Now Blair strikes deal to advise an oil-rich despot: Ex-PM sends team to Kazakhstan to help his friend the president
By James ChapmaN, ANDREW PIERCE and Daniel Martin
Last updated at 10:45 PM on 21st October 2011
Tony Blair has assembled a high-powered team to advise the controversial oil and gas-rich central Asian state of Kazakhstan after befriending its president during his time in Downing Street.
The former Prime Minister has brokered a deal with the country’s government to provide advice on improving its chequered international reputation and forging business links across Europe.
According to one source, the deal is worth as much as $13million (£8.2million) for the companies involved, though last night Mr Blair flatly denied making any ‘personal profit’, saying the figure quoted was incorrect.
U.S. diplomatic cables have accused Kazakhstan of ‘pervasive corruption’ and deploying ‘torture’ techniques.
The former Prime Minister now runs an advisory firm called Tony Blair Associates, and has a wide range of clients which has included investment bank JP Morgan Chase, insurance giant Zurich and the government of Kuwait. None of these three are involved in the Kazakh deal.
Mr Blair met Kazakh president Nursultan Nazarbayev when he visited Downing Street in 2006 and has gone to great lengths to cultivate the relationship since leaving office.
The country has been desperate to improve its international image after being mocked as an underdeveloped nation of sexists and racists by British comedian Sacha Baron Cohen in the hit 2006 film Borat.
More seriously, the U.S. cables note: ‘Severe limits on ability to change their government; detainee and prisoner torture and other abuse; unhealthy prisoner conditions; arbitrary arrest and detention; lack of an independent judiciary; restrictions on freedom of speech; pervasive corruption, especially in law enforcement and the judicial system; discrimination and violence against women; trafficking in persons.’
However, a string of New Labour figures close to Mr Blair have visited the country to forge links. The former Prime Minister himself travelled to Kazakhstan in January this year to meet President Nazarbayev.
At the January 31 meeting, he is understood to have discussed the establishment of new financial institutions to attract investment. Many of the investors could be wealthy clients of his investment advisory company, Firerush Ventures No. 3.

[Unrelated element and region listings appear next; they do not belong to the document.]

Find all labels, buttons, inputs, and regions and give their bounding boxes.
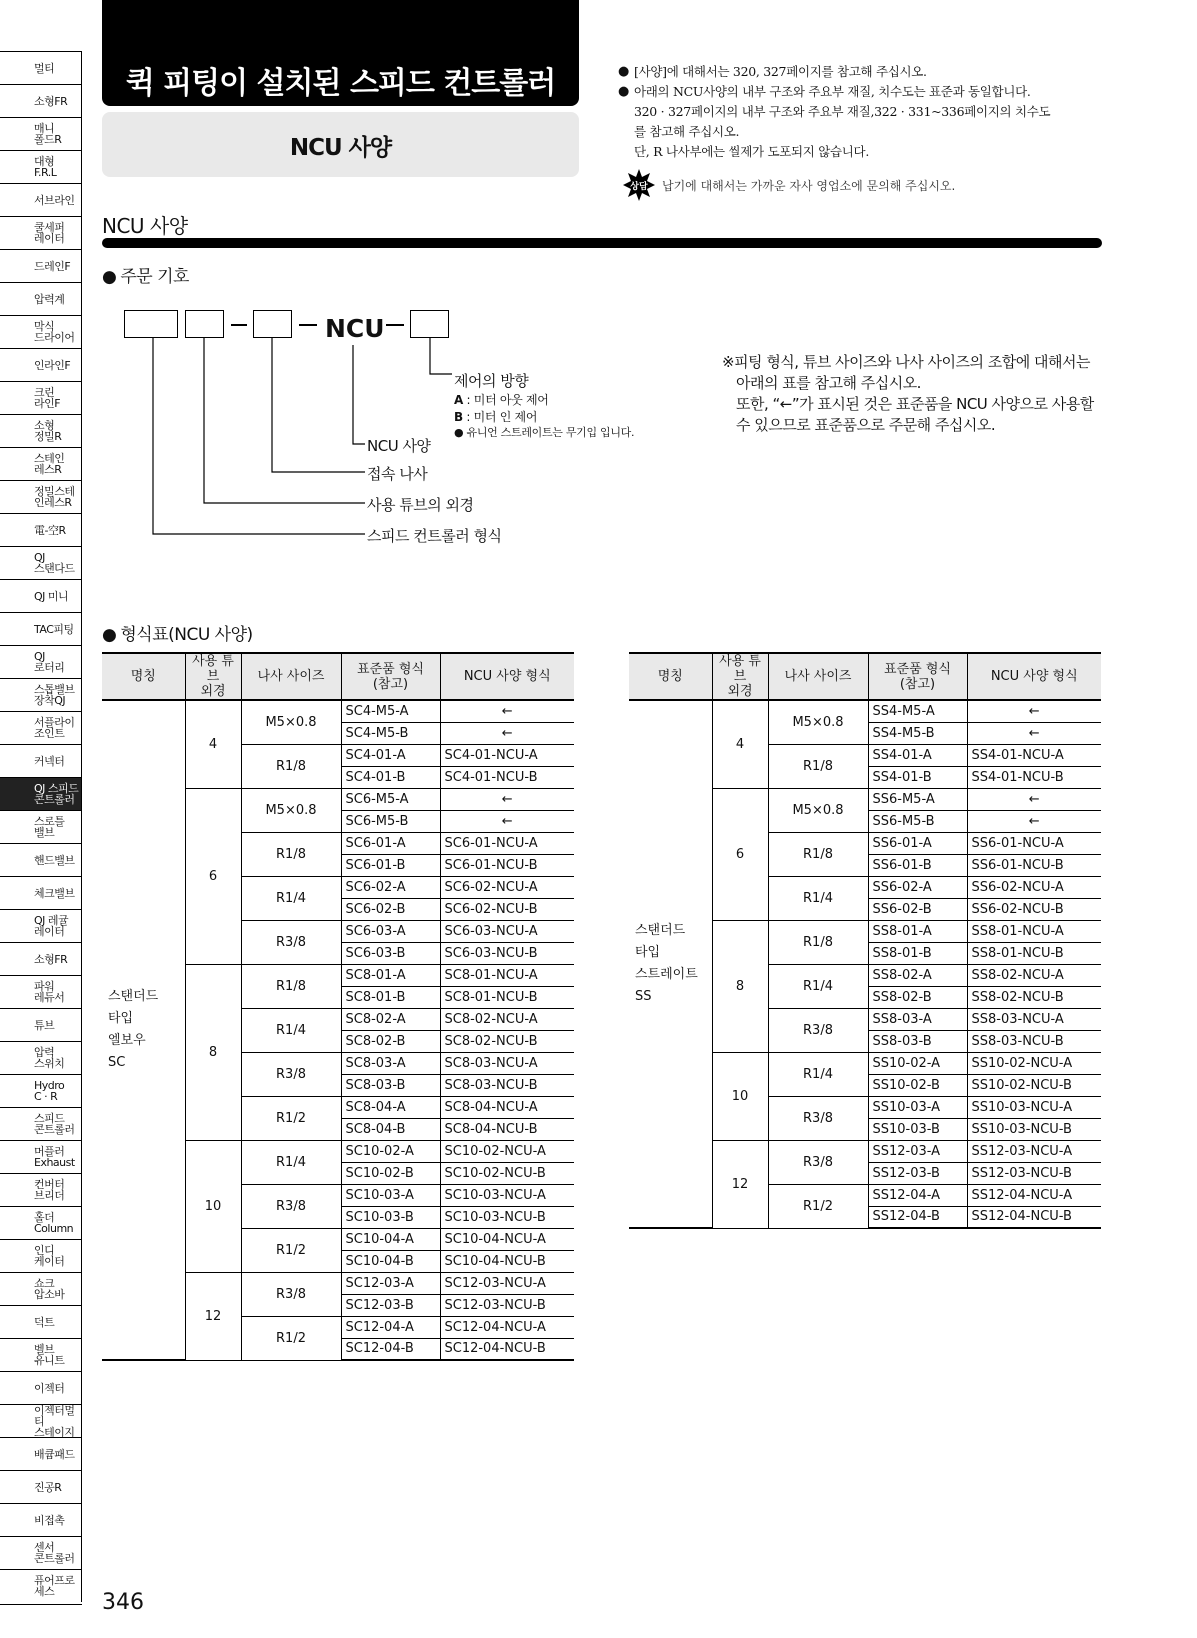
sidebar-item[interactable]: 홀더 Column <box>0 1206 82 1239</box>
thread-size-cell: R3/8 <box>768 1096 868 1140</box>
column-header-ncu: NCU 사양 형식 <box>440 653 574 700</box>
ncu-model-cell: SC8-04-NCU-B <box>440 1118 574 1140</box>
ncu-model-cell: SC12-04-NCU-B <box>440 1338 574 1360</box>
product-name-line: 스트레이트 <box>635 967 698 982</box>
ncu-model-cell: SS12-03-NCU-B <box>967 1162 1101 1184</box>
ncu-model-cell: SS8-02-NCU-A <box>967 964 1101 986</box>
sidebar-item[interactable]: 머플러 Exhaust <box>0 1140 82 1173</box>
standard-model-cell: SC6-02-B <box>341 898 440 920</box>
ncu-model-cell: SS6-01-NCU-A <box>967 832 1101 854</box>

Just ten days later, former Downing Street chief of staff Jonathan Powell flew to Kazakhstan leading a high-powered team. Mr Powell had helped Mr Blair set up his investment firm and works for the company. The visit was apparently to do with human rights.
Craig Murray, former British ambassador to neighbouring Uzbekistan, said earlier this year: ‘All Tony Blair is really doing, whether he knows it or not, is lending respectability to an oligarch with a shocking reputation on human rights.’
Mr Blair is also known to have visited Kazakhstan in 2008, when he told state-owned Kazakh TV: ‘I am very glad to visit Astana [the capital] and Kazakhstan. Your capital is a very unique city. It demonstrates the power and development level of Kazakhstan.’ And in 2003, Mr Blair sent his chief fundraiser Lord Levy to scope out Kazakhstan in a bid to help UK firms win contracts.
Alastair Campbell, meanwhile, visited Kazakhstan earlier this month, and was spotted on a plane back from Astana. The former spin doctor would not say whether his visit was connected to Mr Blair. Although he said he was doing some consultancy work, he said it was ‘nothing like on the scale that Tony is doing’.
A spokesman for Mr Blair last night did not respond to questions about whether Mr Powell and Mr Campbell were part of the team advising the Kazakhs.
However, Portland, a communications company with close links to New Labour, is understood to be involved.
Mr Blair’s spokesman confirmed: ‘Tony Blair has helped put together a team of international advisors and consultants to set up an advisory group for the Kazakhs, with a team of people working on the ground. The work they are doing is excellent, sensible and supports the reforms they are making. The Kazakhs also engage with a number of other former European leaders.
‘Tony Blair last visited Kazakhstan in May of this year to attend a conference. He has taken no personal profit and is not doing business in Kazakhstan.
‘To be clear, Tony Blair is not personally making a profit directly or indirectly through Tony Blair Associates or any other company on this. The $13million figure is wrong.’
A spokesman for Portland declined to comment.
Mr Blair is believed to have made at least £20million since he left Downing Street in June 2007.